Friday, June 10, 2005

Windfall Prophets

To hear people use the word you’d think that the notion of spirituality was as plain and unambiguous as $3.45. I don’t mind admitting that I’m less clear about either the referent or the intention of the term. In fact, I just don’t know what it means. On the other hand, I do know at least one thing it’s for. Like many other words that lack an overt definition, it certainly has a job description. For example, you trot out “spirituality” on those occasions when you want to intimate that you are a decently deep individual even though you are also a little too sophisticated for more mythological or dogmatic or organized forms of religion.
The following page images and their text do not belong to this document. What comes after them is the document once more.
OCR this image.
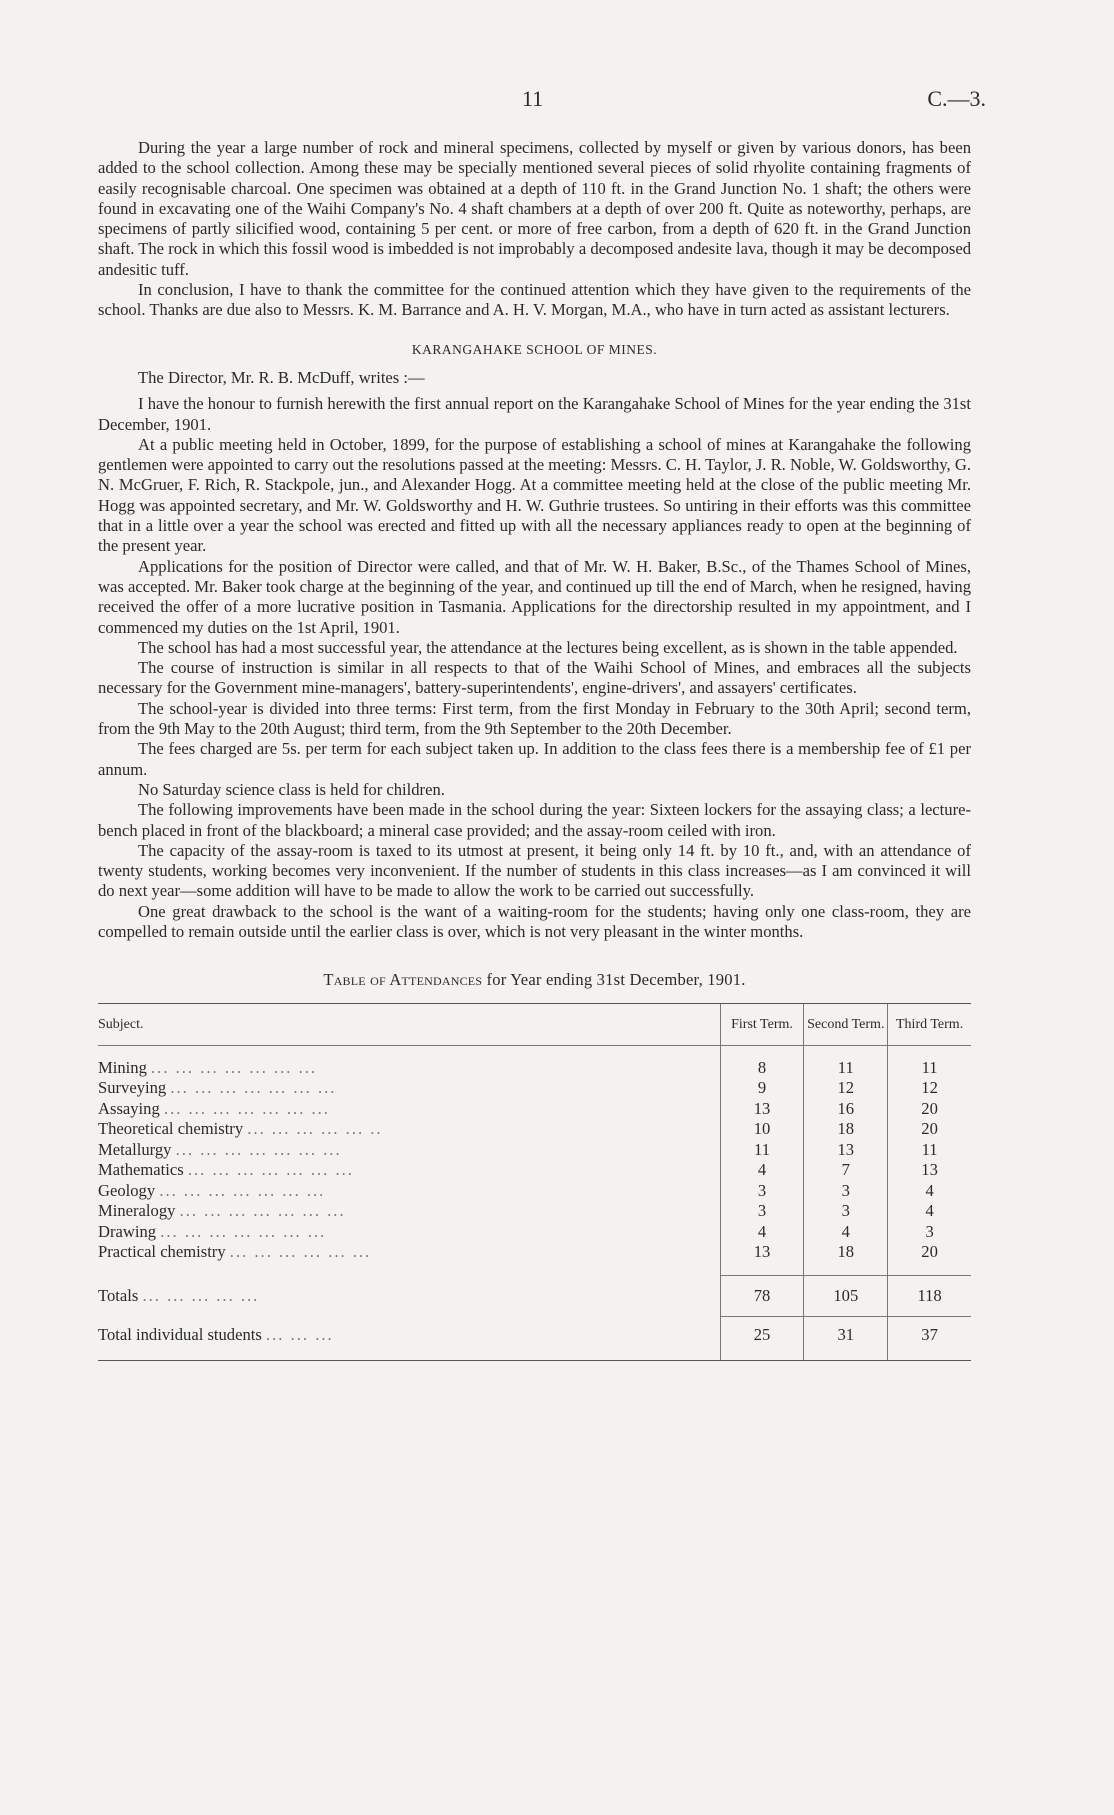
11	C.—3.

During the year a large number of rock and mineral specimens, collected by myself or given by various donors, has been added to the school collection. Among these may be specially mentioned several pieces of solid rhyolite containing fragments of easily recognisable charcoal. One specimen was obtained at a depth of 110 ft. in the Grand Junction No. 1 shaft; the others were found in excavating one of the Waihi Company's No. 4 shaft chambers at a depth of over 200 ft. Quite as noteworthy, perhaps, are specimens of partly silicified wood, containing 5 per cent. or more of free carbon, from a depth of 620 ft. in the Grand Junction shaft. The rock in which this fossil wood is imbedded is not improbably a decomposed andesite lava, though it may be decomposed andesitic tuff.

In conclusion, I have to thank the committee for the continued attention which they have given to the requirements of the school. Thanks are due also to Messrs. K. M. Barrance and A. H. V. Morgan, M.A., who have in turn acted as assistant lecturers.

KARANGAHAKE SCHOOL OF MINES.

The Director, Mr. R. B. McDuff, writes :—

I have the honour to furnish herewith the first annual report on the Karangahake School of Mines for the year ending the 31st December, 1901.

At a public meeting held in October, 1899, for the purpose of establishing a school of mines at Karangahake the following gentlemen were appointed to carry out the resolutions passed at the meeting: Messrs. C. H. Taylor, J. R. Noble, W. Goldsworthy, G. N. McGruer, F. Rich, R. Stackpole, jun., and Alexander Hogg. At a committee meeting held at the close of the public meeting Mr. Hogg was appointed secretary, and Mr. W. Goldsworthy and H. W. Guthrie trustees. So untiring in their efforts was this committee that in a little over a year the school was erected and fitted up with all the necessary appliances ready to open at the beginning of the present year.

Applications for the position of Director were called, and that of Mr. W. H. Baker, B.Sc., of the Thames School of Mines, was accepted. Mr. Baker took charge at the beginning of the year, and continued up till the end of March, when he resigned, having received the offer of a more lucrative position in Tasmania. Applications for the directorship resulted in my appointment, and I commenced my duties on the 1st April, 1901.

The school has had a most successful year, the attendance at the lectures being excellent, as is shown in the table appended.

The course of instruction is similar in all respects to that of the Waihi School of Mines, and embraces all the subjects necessary for the Government mine-managers', battery-superintendents', engine-drivers', and assayers' certificates.

The school-year is divided into three terms: First term, from the first Monday in February to the 30th April; second term, from the 9th May to the 20th August; third term, from the 9th September to the 20th December.

The fees charged are 5s. per term for each subject taken up. In addition to the class fees there is a membership fee of £1 per annum.

No Saturday science class is held for children.

The following improvements have been made in the school during the year: Sixteen lockers for the assaying class; a lecture-bench placed in front of the blackboard; a mineral case provided; and the assay-room ceiled with iron.

The capacity of the assay-room is taxed to its utmost at present, it being only 14 ft. by 10 ft., and, with an attendance of twenty students, working becomes very inconvenient. If the number of students in this class increases—as I am convinced it will do next year—some addition will have to be made to allow the work to be carried out successfully.

One great drawback to the school is the want of a waiting-room for the students; having only one class-room, they are compelled to remain outside until the earlier class is over, which is not very pleasant in the winter months.

Table of Attendances for Year ending 31st December, 1901.

Subject.	First Term.	Second Term.	Third Term.

Mining ... ... ... ... ... ... ...	8	11	11
Surveying ... ... ... ... ... ... ...	9	12	12
Assaying ... ... ... ... ... ... ...	13	16	20
Theoretical chemistry ... ... ... ... ... ..	10	18	20
Metallurgy ... ... ... ... ... ... ...	11	13	11
Mathematics ... ... ... ... ... ... ...	4	7	13
Geology ... ... ... ... ... ... ...	3	3	4
Mineralogy ... ... ... ... ... ... ...	3	3	4
Drawing ... ... ... ... ... ... ...	4	4	3
Practical chemistry ... ... ... ... ... ...	13	18	20

Totals ... ... ... ... ...	78	105	118
Total individual students ... ... ...	25	31	37
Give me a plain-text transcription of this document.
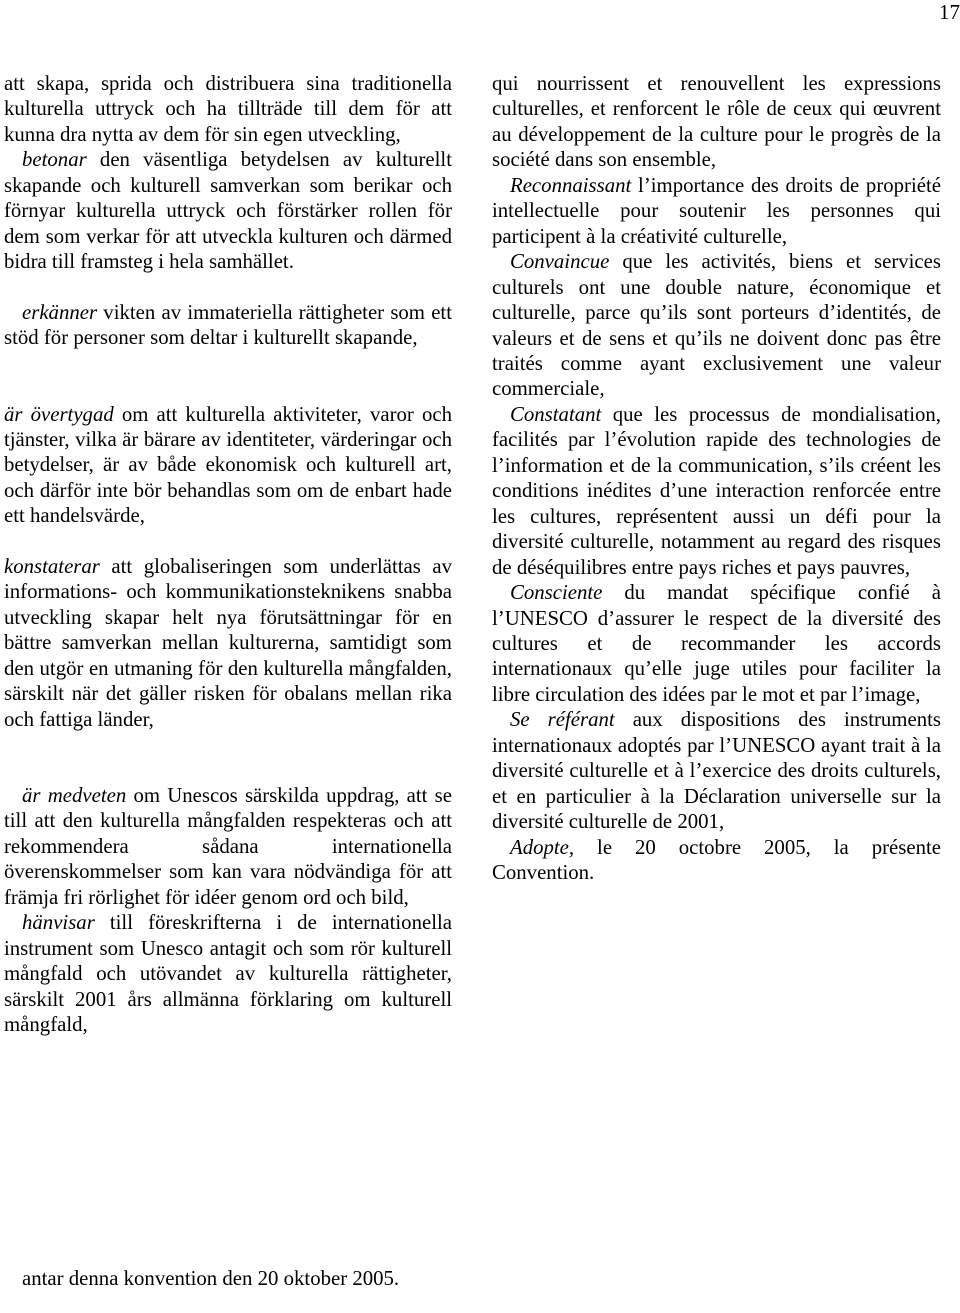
17

att skapa, sprida och distribuera sina traditionella kulturella uttryck och ha tillträde till dem för att kunna dra nytta av dem för sin egen utveckling,

betonar den väsentliga betydelsen av kulturellt skapande och kulturell samverkan som berikar och förnyar kulturella uttryck och förstärker rollen för dem som verkar för att utveckla kulturen och därmed bidra till framsteg i hela samhället.

erkänner vikten av immateriella rättigheter som ett stöd för personer som deltar i kulturellt skapande,

är övertygad om att kulturella aktiviteter, varor och tjänster, vilka är bärare av identiteter, värderingar och betydelser, är av både ekonomisk och kulturell art, och därför inte bör behandlas som om de enbart hade ett handelsvärde,

konstaterar att globaliseringen som underlättas av informations- och kommunikationsteknikens snabba utveckling skapar helt nya förutsättningar för en bättre samverkan mellan kulturerna, samtidigt som den utgör en utmaning för den kulturella mångfalden, särskilt när det gäller risken för obalans mellan rika och fattiga länder,

är medveten om Unescos särskilda uppdrag, att se till att den kulturella mångfalden respekteras och att rekommendera sådana internationella överenskommelser som kan vara nödvändiga för att främja fri rörlighet för idéer genom ord och bild,

hänvisar till föreskrifterna i de internationella instrument som Unesco antagit och som rör kulturell mångfald och utövandet av kulturella rättigheter, särskilt 2001 års allmänna förklaring om kulturell mångfald,

antar denna konvention den 20 oktober 2005.

qui nourrissent et renouvellent les expressions culturelles, et renforcent le rôle de ceux qui œuvrent au développement de la culture pour le progrès de la société dans son ensemble,

Reconnaissant l’importance des droits de propriété intellectuelle pour soutenir les personnes qui participent à la créativité culturelle,

Convaincue que les activités, biens et services culturels ont une double nature, économique et culturelle, parce qu’ils sont porteurs d’identités, de valeurs et de sens et qu’ils ne doivent donc pas être traités comme ayant exclusivement une valeur commerciale,

Constatant que les processus de mondialisation, facilités par l’évolution rapide des technologies de l’information et de la communication, s’ils créent les conditions inédites d’une interaction renforcée entre les cultures, représentent aussi un défi pour la diversité culturelle, notamment au regard des risques de déséquilibres entre pays riches et pays pauvres,

Consciente du mandat spécifique confié à l’UNESCO d’assurer le respect de la diversité des cultures et de recommander les accords internationaux qu’elle juge utiles pour faciliter la libre circulation des idées par le mot et par l’image,

Se référant aux dispositions des instruments internationaux adoptés par l’UNESCO ayant trait à la diversité culturelle et à l’exercice des droits culturels, et en particulier à la Déclaration universelle sur la diversité culturelle de 2001,

Adopte, le 20 octobre 2005, la présente Convention.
I don’t have much use for “spirituality” myself because I’m always trying to be as shallow as I can. That’s my job: to pursue the horizontal depth of the literal. I guess in a pinch I could identify as spirituality the Psalmist’s solitary insomnia or my own recurrent surprise and delight at the spectacle of the world, a gratitude that tempts me to invent somebody to thank. Mostly, though, I avoid using terms like spirituality whose meaning eludes me. It doesn’t seem quite decent to speak so loosely about what is rumored to be the most important dimension of life. I certainly have the exclusive rights to that particular scruple. Folks who are otherwise very cautious of speech immediately lose all restraint once the time comes to make vague religious assertions, and the modern precedents are all on their side.